In a way, entertainment does not hold a positive value. It’s not even neutral most of the time. It is downright sinister! In the movie, Spy Kids 2, there is a scene where Carmen and Juni freefall for a very long time after accidently dropping into a dead volcano. At first they panic and scream, flinching for the inevitable impact with a surface that’s bound to smash their hurtling bodies any second. Very quickly, however, the panic turns into boredom as they continue to fall at what still seems like a frightening speed. After three or four hours, Juni pulls out a candy bar and tells Carmen that the scary feeling of falling went away hours ago for him. In a very real way, we find ourselves in the same situation. We are born into a freefall of time. We all know that at some point we will crash into the grave but we have no way of pinpointing the exact hour. When we first comprehend this reality, it is disturbing and frightening. Without God it looks like our own personal extinction. Nonexistence. Oblivion. And so, as we hurtle through time toward this tragic moment, we trade everything that falls into our hands for distractions to keep our thoughts on anything at all except our grim fate. Juni’s candy bar represents all that we fill our time with in the middle of this tragic situation. Since the concepts of God and eternal life are not allowed in our thought processes, there’s no sense dwelling on unanswerable questions like: “Why am I here, falling? What happens when I hit the bottom? Who dropped me and why? Is this freefall all there is to life? Why do I desperately want more if this is it? Where would I get the idea that there could be more? Why does this break my heart?”

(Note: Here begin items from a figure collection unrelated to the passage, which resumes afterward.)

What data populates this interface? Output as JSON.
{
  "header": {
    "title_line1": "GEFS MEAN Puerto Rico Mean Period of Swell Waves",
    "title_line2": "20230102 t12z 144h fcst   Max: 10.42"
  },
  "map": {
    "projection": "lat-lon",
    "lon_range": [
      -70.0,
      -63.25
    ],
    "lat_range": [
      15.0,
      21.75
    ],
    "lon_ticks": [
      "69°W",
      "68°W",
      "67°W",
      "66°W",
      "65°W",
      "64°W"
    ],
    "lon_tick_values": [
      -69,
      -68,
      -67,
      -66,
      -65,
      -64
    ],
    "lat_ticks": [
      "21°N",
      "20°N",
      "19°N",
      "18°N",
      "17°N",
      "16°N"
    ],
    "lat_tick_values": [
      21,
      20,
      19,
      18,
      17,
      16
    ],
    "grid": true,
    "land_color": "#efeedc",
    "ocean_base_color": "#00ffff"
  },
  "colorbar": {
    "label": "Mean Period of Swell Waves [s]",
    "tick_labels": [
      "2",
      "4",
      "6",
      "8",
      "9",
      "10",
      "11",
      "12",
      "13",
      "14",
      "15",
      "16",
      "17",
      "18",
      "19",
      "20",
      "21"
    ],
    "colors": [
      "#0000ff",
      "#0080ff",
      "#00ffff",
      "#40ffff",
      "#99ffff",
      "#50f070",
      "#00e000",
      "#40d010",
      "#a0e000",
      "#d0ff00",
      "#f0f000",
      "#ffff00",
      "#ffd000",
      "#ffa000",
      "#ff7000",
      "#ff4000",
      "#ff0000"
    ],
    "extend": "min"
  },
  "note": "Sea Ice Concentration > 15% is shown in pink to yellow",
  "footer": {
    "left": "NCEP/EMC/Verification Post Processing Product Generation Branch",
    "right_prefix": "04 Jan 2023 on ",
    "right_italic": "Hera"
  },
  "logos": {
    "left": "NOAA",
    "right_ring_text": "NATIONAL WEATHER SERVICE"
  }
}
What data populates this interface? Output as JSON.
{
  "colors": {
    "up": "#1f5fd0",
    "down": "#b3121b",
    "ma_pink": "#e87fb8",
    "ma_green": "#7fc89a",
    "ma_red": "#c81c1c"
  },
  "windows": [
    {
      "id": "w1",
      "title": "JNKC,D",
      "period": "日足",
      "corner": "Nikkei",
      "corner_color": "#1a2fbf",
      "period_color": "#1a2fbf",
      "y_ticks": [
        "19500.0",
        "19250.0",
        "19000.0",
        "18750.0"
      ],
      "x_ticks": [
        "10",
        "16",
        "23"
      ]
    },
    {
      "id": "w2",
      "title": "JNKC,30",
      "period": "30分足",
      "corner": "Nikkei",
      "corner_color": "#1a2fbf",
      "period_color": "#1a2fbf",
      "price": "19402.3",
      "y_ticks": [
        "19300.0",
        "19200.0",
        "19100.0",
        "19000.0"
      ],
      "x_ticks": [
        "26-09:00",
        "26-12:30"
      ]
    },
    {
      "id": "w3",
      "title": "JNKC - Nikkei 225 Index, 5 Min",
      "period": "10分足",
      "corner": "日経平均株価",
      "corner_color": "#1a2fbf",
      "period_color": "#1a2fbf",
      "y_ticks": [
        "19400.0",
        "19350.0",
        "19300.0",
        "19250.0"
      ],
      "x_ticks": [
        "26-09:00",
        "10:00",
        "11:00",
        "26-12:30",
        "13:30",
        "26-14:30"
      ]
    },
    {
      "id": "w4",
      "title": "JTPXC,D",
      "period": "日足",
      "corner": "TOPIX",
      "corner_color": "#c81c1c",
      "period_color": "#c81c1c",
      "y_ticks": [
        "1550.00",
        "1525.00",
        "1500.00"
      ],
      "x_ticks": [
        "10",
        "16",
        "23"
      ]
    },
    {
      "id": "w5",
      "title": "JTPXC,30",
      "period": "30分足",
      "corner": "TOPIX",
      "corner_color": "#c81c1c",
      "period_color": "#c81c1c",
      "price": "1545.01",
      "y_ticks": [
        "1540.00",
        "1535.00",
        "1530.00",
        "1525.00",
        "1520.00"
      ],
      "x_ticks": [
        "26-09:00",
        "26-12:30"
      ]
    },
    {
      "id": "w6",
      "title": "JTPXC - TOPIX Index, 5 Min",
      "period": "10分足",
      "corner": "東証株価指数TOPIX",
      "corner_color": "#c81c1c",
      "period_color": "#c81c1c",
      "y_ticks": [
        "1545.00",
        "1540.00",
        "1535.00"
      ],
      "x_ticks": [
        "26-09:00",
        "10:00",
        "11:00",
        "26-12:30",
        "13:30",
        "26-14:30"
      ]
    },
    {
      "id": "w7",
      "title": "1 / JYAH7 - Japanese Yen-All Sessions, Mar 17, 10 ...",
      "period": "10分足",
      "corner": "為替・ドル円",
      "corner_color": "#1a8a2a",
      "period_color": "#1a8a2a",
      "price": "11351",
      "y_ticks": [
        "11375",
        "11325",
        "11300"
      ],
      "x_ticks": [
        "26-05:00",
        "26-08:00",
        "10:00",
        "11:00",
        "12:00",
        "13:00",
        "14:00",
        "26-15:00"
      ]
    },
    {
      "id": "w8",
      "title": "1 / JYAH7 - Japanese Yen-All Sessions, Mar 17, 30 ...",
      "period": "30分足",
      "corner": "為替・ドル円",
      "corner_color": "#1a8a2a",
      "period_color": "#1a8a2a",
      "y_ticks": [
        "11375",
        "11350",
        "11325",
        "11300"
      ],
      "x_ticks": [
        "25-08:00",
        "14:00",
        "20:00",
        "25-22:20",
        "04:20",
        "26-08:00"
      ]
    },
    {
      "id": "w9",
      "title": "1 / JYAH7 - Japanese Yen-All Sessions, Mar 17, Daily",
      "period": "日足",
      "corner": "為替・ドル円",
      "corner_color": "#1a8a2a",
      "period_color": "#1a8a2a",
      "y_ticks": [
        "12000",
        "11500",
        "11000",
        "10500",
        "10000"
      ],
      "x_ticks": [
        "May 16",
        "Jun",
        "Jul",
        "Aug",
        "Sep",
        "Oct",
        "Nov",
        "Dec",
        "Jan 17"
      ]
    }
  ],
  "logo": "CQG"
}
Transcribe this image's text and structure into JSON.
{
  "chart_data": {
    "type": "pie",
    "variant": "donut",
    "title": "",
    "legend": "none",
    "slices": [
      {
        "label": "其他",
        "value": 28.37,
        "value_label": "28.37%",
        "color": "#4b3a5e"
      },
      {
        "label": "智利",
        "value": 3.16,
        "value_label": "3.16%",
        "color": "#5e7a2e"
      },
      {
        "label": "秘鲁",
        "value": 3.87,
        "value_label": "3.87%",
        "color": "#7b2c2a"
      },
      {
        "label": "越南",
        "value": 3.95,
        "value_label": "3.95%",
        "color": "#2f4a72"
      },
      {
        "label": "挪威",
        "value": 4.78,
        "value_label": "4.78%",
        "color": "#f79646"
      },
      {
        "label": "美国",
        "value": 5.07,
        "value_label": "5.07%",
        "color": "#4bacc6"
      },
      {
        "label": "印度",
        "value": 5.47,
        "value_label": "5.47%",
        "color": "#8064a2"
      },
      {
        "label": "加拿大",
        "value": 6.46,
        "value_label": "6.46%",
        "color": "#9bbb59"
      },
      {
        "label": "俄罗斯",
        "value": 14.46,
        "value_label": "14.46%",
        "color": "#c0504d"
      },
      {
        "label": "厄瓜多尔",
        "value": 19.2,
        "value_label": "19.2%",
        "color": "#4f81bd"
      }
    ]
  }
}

When we speak of intrinsic value- of art or nature, beauty or essence- I believe we are really groping for proof of our own intrinsic value. We are looking for the proof that we can trade Juni’s candy bar for a soul that exists in goodness beyond the grave. And I believe the only way intrinsic value can exist requires the love of an eternal, unchanging authority.
[i] Emily Thomas, “This Is How Much It Costs to Raise a Child in the US”, The Huffington Post, http://www.huffingtonpost.com/2014/08/18/cost-of-raising-a-child_n_5688179.html (accessed August 1, 2015).
[ii] “How Much Is Your Dead Body Worth”, CNBC.COM, http://www.cnbc.com/how-much-is-your-dead-body-worth (accessed August 1, 2015).
[iii] G. K. Chesterton, Eugenics and Other Evils (London: Cassell and Company, 1922), 64.
[iv] Dennis D. Long and Marla C. Holle, Macro Systems in the Social Environment (Itasca, IL: Wadsworth Publishing, 1997), 57.